Question

International Finance Problem Set on Working Capital Management 2. Homestead, Inc. manufactures basic farm equipment in...

International Finance Problem Set on Working Capital Management

2. Homestead, Inc. manufactures basic farm equipment in China, Spain, and the U.S. Each subsidiary has monthly unsettled balances due to or from other subsidiaries.
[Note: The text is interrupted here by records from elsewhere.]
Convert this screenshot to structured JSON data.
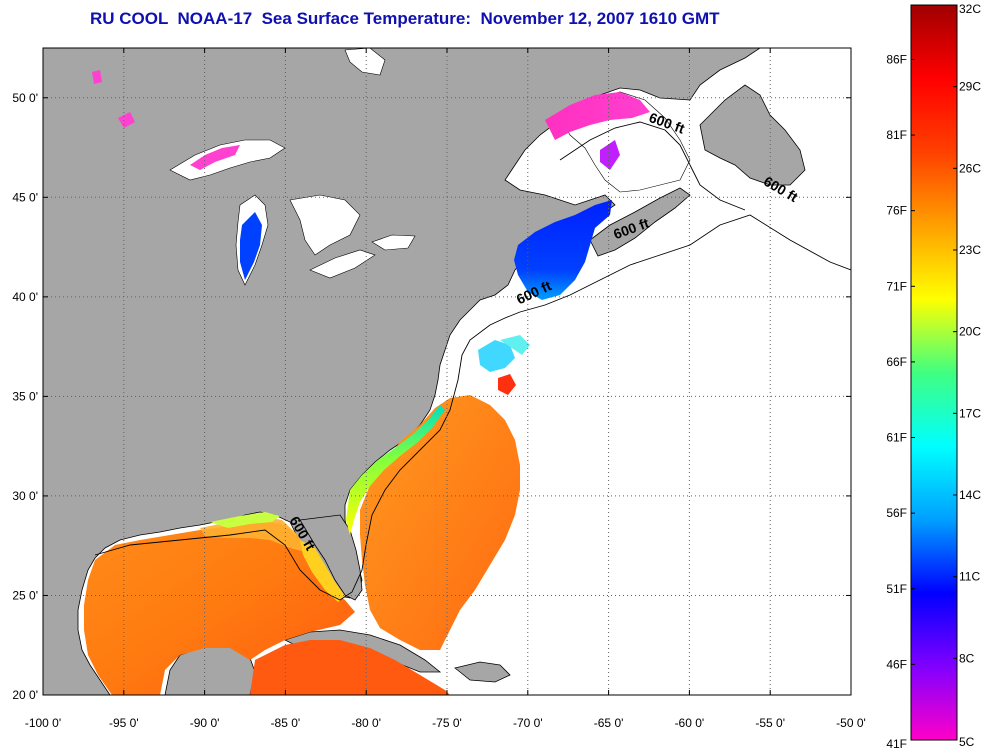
{
  "title": "RU COOL  NOAA-17  Sea Surface Temperature:  November 12, 2007 1610 GMT",
  "map": {
    "lon_range": [
      -100,
      -50
    ],
    "lat_range": [
      20,
      52.5
    ],
    "lon_ticks": [
      "-100 0'",
      "-95 0'",
      "-90 0'",
      "-85 0'",
      "-80 0'",
      "-75 0'",
      "-70 0'",
      "-65 0'",
      "-60 0'",
      "-55 0'",
      "-50 0'"
    ],
    "lat_ticks": [
      "20 0'",
      "25 0'",
      "30 0'",
      "35 0'",
      "40 0'",
      "45 0'",
      "50 0'"
    ],
    "contour_labels": [
      {
        "text": "600 ft",
        "lon": -61.5,
        "lat": 48.5,
        "angle": 20
      },
      {
        "text": "600 ft",
        "lon": -54.5,
        "lat": 45.2,
        "angle": 30
      },
      {
        "text": "600 ft",
        "lon": -63.5,
        "lat": 43.2,
        "angle": -20
      },
      {
        "text": "600 ft",
        "lon": -69.5,
        "lat": 40.0,
        "angle": -25
      },
      {
        "text": "600 ft",
        "lon": -84.2,
        "lat": 28.0,
        "angle": 60
      }
    ],
    "colors": {
      "land": "#a6a6a6",
      "ocean_missing": "#ffffff",
      "grid": "#606060"
    }
  },
  "colorbar": {
    "celsius": [
      "32C",
      "29C",
      "26C",
      "23C",
      "20C",
      "17C",
      "14C",
      "11C",
      "8C",
      "5C"
    ],
    "fahrenheit": [
      "86F",
      "81F",
      "76F",
      "71F",
      "66F",
      "61F",
      "56F",
      "51F",
      "46F",
      "41F"
    ],
    "range_c": [
      5,
      32
    ],
    "stops": [
      "#ff00c8",
      "#8000ff",
      "#0000ff",
      "#00a0ff",
      "#00ffff",
      "#40ff80",
      "#ffff00",
      "#ffa000",
      "#ff4000",
      "#ff0000",
      "#a00000"
    ]
  }
}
At the end of December, unsettled intracompany debts in U.S. dollars were as follows:

Homestead China:

Amount

     Owes to Spanish subsidiary

$ 6,000,000

     Owes to U.S. parent

$ 8,000,000

Homestead Spain:

     Owes to Chinese subsidiary

$ 5,000,000

     Owes to U.S. parent

$ 6,000,000

Homestead U.S.:

     Owes to Chinese subsidiary

$ 4,000,000

     Owes to Spanish subsidiary

$ 8,000,000

Foreign exchange transaction costs

0.400%

  1. How could Homestead net these intracompany debts?
  2. How much would be saved in transaction expenses over the no-netting alternative if transaction costs are 0.400%?

Homework Answers

Answer #1
a) (in million) China Spain US
owes to China - 6 8
Spain 5 - 6
US 4 8 -
Netting off intra company debts:
China has to give $1 million to Spain
US ha sto give $2 million to Spain
China has to give $4 million to US
b) Total transaction is 1 + 2 + 4 = $7 million.
Transaction cost is $7 million *0.40%.
$0.03 million
Savings in transaction expenses over the no-netting alternative is $0.03 million.